Radical cystectomy with ureterocutaneostomy
What is it?
When is this procedure indicated?
Radical cystectomy is the standard treatment of infiltrating bladder cancer or recurrent superficial cancer at high risk for progression.
How is it performed?
Radical cystectomy surgery is performed in the operating room under general anesthesia. It includes the first phase, when the bladder is removed, followed by the reconstructive phase that involves creation of a urinary shunt. Surgery can be performed either by open or robotic-assisted technique, depending on the characteristics of the bladder disease and the patient's health status. In men, bladder, prostate, seminal vesicles, vas deferens and obturator and iliac lymph nodes are removed. In women, bladder, uterus, adnexa, anterior wall of the vagina and regional lymph nodes are removed.

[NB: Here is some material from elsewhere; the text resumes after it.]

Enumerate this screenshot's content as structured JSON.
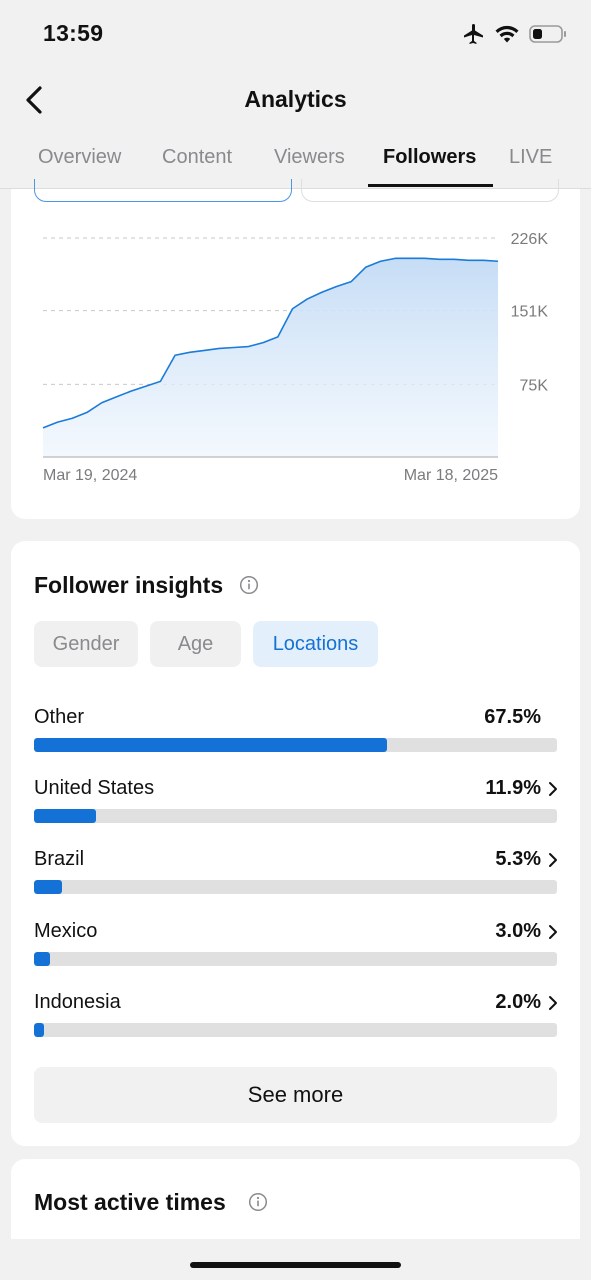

Once the total removal of the bladder has been performed, it is necessary to proceed to draw out the urine that can no longer be eliminated through the bladder. The choice of type of urinary shunt depends on numerous clinical variables, disease, physical conformation of the patient, and intraoperative findings. When possible, orthotopic and heterotopic urinary bowel shunts are performed.
In selected patients in whom intestinal shunts cannot be performed, the ureters are attached directly to the skin by making two ureterocutaneostomies at the lower quadrants of the abdomen. In this case, it is necessary to apply two external collecting bags in correspondence of each of the two ostomies. A variant of the ureterocutaneostomy provides that one of the two ureters (if sufficiently long) may join the lateral counter, forming a single skin ostomy. Ostomies are not sphincter structures capable of controlling and scheduling micturition, as they lack suitable muscle structures and the necessary nervous control. In addition, it should be remembered that the ureters, by virtue of their small size, may undergo sclerotization as a result of the scarring reaction that forms with the skin to which they are anastomosed.
Therefore, in this type of derivation, it is essential to place two small "catheters" (ureteral braces) in the ureters to facilitate the passage of urine from the kidneys to the collection bag. These ureteral braces are replaced periodically (every 3 to 6 months) even in day hospital.
Recovery
After discharge, the patient is advised to abstain from intense physical exertion for approximately one month. The presence of bags on the skin makes it necessary to change one's lifestyle habits. The patient and family members will need to be instructed in the periodic emptying and replacement of bags, so assistance from a trained ostomy nurse will be essential initially. In all other respects, the patient will be able to go about his or her daily life without any particular limitations.
Short-term complications
In this type of surgery, complications are very frequent, up to 70% of patients can incur them. The most frequent complication is post-operative fever, in 50% of cases, which is treated with intravenous antibiotic therapy. Mild urinary bleeding may also occur due to decubitus ureteral catheters, irritation of the skin around the stoma. A very common complication encountered at home is the deposition of catheters, requiring rapid access to the emergency department for repositioning.
Long-term complications
After several weeks, hernias may form at the surgical incision site of the abdominal wall (laparocele) or at the level of the ostomy (stomal hernia).